/hls_tutorial_examples

Examples shown as part of the tutorial "Productive parallel programming on FPGA with high-level synthesis".

Primary LanguageC++BSD 3-Clause "New" or "Revised" LicenseBSD-3-Clause

Content

These are examples used in the tutorial Productive Parallel Programming on FPGA with High-Level Synthesis, given at PPoPP'18, SC'18, SC'19, HiPEAC'20, SC'20, ISC'21, and SC'21.

For comprehensive coverage of HLS transformations for HPC, we refer to our work Transformations of High-Level Synthesis Codes for High-Performance Computing, available on arXiv [1].

Dependencies

These examples depend on hlslib as a submodule [2]. Make sure you clone with the --recursive flag, or run git submodule update --init after cloning.

All examples use CMake to configure and build both Xilinx and Intel kernels. The configuration relies on scripts to find the Xilinx and/or Intel tools on your system by looking for the xocc and aoc binaries, respectively. To ensure that the tools are found, make sure these are on your PATH.

Building and running

To build the examples, create a build folder and configure it using CMake:

mkdir build
cd build
cmake ..

Depending on your installation of the Intel FPGA tools, you might have to specify a board package available to your installation, e.g., -DINTEL_FPGA_BOARD=p520_hpc_sg280l, to build the Intel emulation kernels.

Each example has one or more synthesis targets (we recommend using a shell that can autocomplete GNU make targets). For example, from your build directory:

cd example_0
make synthesize_example0

Each Xilinx synthesis target will also copy a report.rpt-file into the build directory, which you can inspect to get more detailed information about the resulting architecture.

Intel synthesis targets are suffixed with _intel, and are not available for all examples.

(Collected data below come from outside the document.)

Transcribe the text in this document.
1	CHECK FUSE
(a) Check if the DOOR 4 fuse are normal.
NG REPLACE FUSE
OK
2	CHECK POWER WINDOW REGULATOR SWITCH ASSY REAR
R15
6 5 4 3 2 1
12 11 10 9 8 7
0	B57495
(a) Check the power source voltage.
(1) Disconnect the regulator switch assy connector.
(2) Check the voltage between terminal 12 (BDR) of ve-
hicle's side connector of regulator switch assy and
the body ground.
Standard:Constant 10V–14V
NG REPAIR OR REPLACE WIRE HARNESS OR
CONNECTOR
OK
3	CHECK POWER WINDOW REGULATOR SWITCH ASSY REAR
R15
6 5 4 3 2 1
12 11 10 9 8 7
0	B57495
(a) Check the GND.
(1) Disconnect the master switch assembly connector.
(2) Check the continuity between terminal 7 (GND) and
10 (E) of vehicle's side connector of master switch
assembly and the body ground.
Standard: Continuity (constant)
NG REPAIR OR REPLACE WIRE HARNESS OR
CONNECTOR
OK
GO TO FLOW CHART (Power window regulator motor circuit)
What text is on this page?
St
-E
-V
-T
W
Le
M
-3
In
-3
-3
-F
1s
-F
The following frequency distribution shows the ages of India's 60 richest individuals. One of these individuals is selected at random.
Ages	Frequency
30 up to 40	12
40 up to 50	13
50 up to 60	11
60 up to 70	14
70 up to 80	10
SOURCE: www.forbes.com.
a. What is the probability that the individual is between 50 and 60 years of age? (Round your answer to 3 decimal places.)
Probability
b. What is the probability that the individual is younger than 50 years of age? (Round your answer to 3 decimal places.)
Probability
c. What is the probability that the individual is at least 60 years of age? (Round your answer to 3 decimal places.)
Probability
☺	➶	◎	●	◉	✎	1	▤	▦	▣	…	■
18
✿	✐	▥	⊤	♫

Reports are generated in a subdirectory named after the kernel, e.g., Example2/reports.

References

  • [1] Johannes de Fine Licht, Maciej Besta, Simon Meierhans, and Torsten Hoefler. "Transformations of High-Level Synthesis Codes for High-Performance Computing." IEEE Transactions on Parallel and Distributed Systems (TPDS), Vol. 32, Issue 5, 2021 (arXiv link).
  • [2] Johannes de Fine Licht and Torsten Hoefler. "hlslib: Software Engineering for Hardware Design". arXiv preprint arXiv:1910.04436 (2019).